Draw from that any conclusions you want.

Comments

  1. Some Old Programmer says

    Trump has been flouting US laws all of his adult life. His proclamation of “Law and Order” just leaves out the “… for thee, and not for me” bit.

  2. StevoR says

    Trump clearly is a POTUS of law-breaking and disorder based on, well, where do we start?

    Impeached POTUS of course that is. Maybe time to impachandagian and this time see if we can finally get the Repubs tosee sense?

    Law and Justice are two very different things and that sesm a huge problem to me.

    Order and disorder seem very much relative to the beholder’s eyes.

    Eg. Police order is an African Amercians, theycan can killanytime anywhere and likely get wawy with it disorder.

    Trump’s order is blatantly chaos and madness and based onhis own lying spoilt toddler ego.

    International order is celarly ,well becoming disorder as the USA ignores, invalids and violates whatever treaty it wants and ecological & climatic order vs what’s happening now ..don’t get me started,.

    A certain Yeats poem about gyres and deaf falcons, Bethlemhem and slouching beasts uborn springs tomind here.. ( https://en.wikipedia.org/wiki/The_Second_Coming_(poem) )

  3. StevoR says

    Typo fixes , w apologies :

    impachandagian -- impeach him again?

    Police “order” is an African Americans “they can can kill me anytime, anywhere and likely get away with it” disorder.

    Bethlemhem = Bethlehem which is Hebrew for both meat and bread as bonus trivia.

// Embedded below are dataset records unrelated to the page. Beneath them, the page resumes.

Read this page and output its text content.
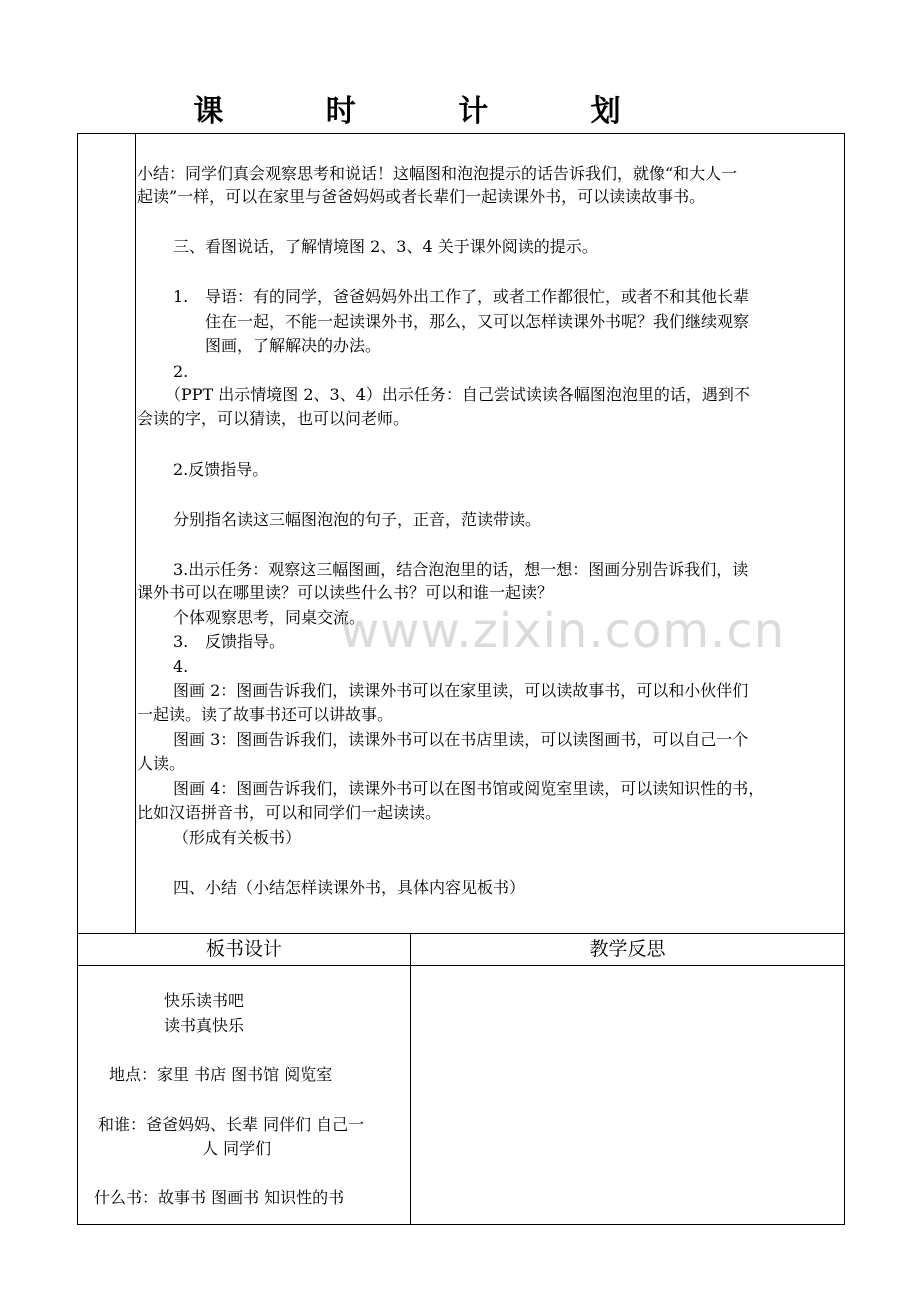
课 时 计 划
小结：同学们真会观察思考和说话！这幅图和泡泡提示的话告诉我们，就像“和大人一
起读”一样，可以在家里与爸爸妈妈或者长辈们一起读课外书，可以读读故事书。
三、看图说话，了解情境图 2、3、4 关于课外阅读的提示。
1.	导语：有的同学，爸爸妈妈外出工作了，或者工作都很忙，或者不和其他长辈
住在一起，不能一起读课外书，那么，又可以怎样读课外书呢？我们继续观察
图画，了解解决的办法。
2.
（PPT 出示情境图 2、3、4）出示任务：自己尝试读读各幅图泡泡里的话，遇到不
会读的字，可以猜读，也可以问老师。
2.反馈指导。
分别指名读这三幅图泡泡的句子，正音，范读带读。
3.出示任务：观察这三幅图画，结合泡泡里的话，想一想：图画分别告诉我们，读
课外书可以在哪里读？可以读些什么书？可以和谁一起读？
个体观察思考，同桌交流。
3.	反馈指导。
4.
图画 2：图画告诉我们，读课外书可以在家里读，可以读故事书，可以和小伙伴们
一起读。读了故事书还可以讲故事。
图画 3：图画告诉我们，读课外书可以在书店里读，可以读图画书，可以自己一个
人读。
图画 4：图画告诉我们，读课外书可以在图书馆或阅览室里读，可以读知识性的书，
比如汉语拼音书，可以和同学们一起读读。
（形成有关板书）
四、小结（小结怎样读课外书，具体内容见板书）
板书设计	教学反思
快乐读书吧
读书真快乐
地点：家里 书店 图书馆 阅览室
和谁：爸爸妈妈、长辈 同伴们 自己一
人 同学们
什么书：故事书 图画书 知识性的书
www.zixin.com.cn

    Guess most of the others are clear from context I hope?

  4. Gelaos says

    I’d go even further: nothing is intrinsically good (or bad). There’s no exact objective way to decide whether something is good or wrong or anything else (unlike in formal sciences, where we can exactly prove things). For example, democracy is not better than dictatorship. There is no general humans-independent morality.

    That’s theory. In practice, however, there must be some selected criteria and ground rules in order for human societes to function. If we use given criteria, then we can perhaps say that democracy is better in some aspects, but we can’t say that it is totally better system than dictatorship. Same reasoning applies to all other aspects of human lifes…
    So when Trump calls for “law and order”, I agree with the very core of that statement, because there must be some law and order in modern developed society. But it’s the other layers of the statement (resp. the things that constitute his view of “law and order”) that make me dislike what he said.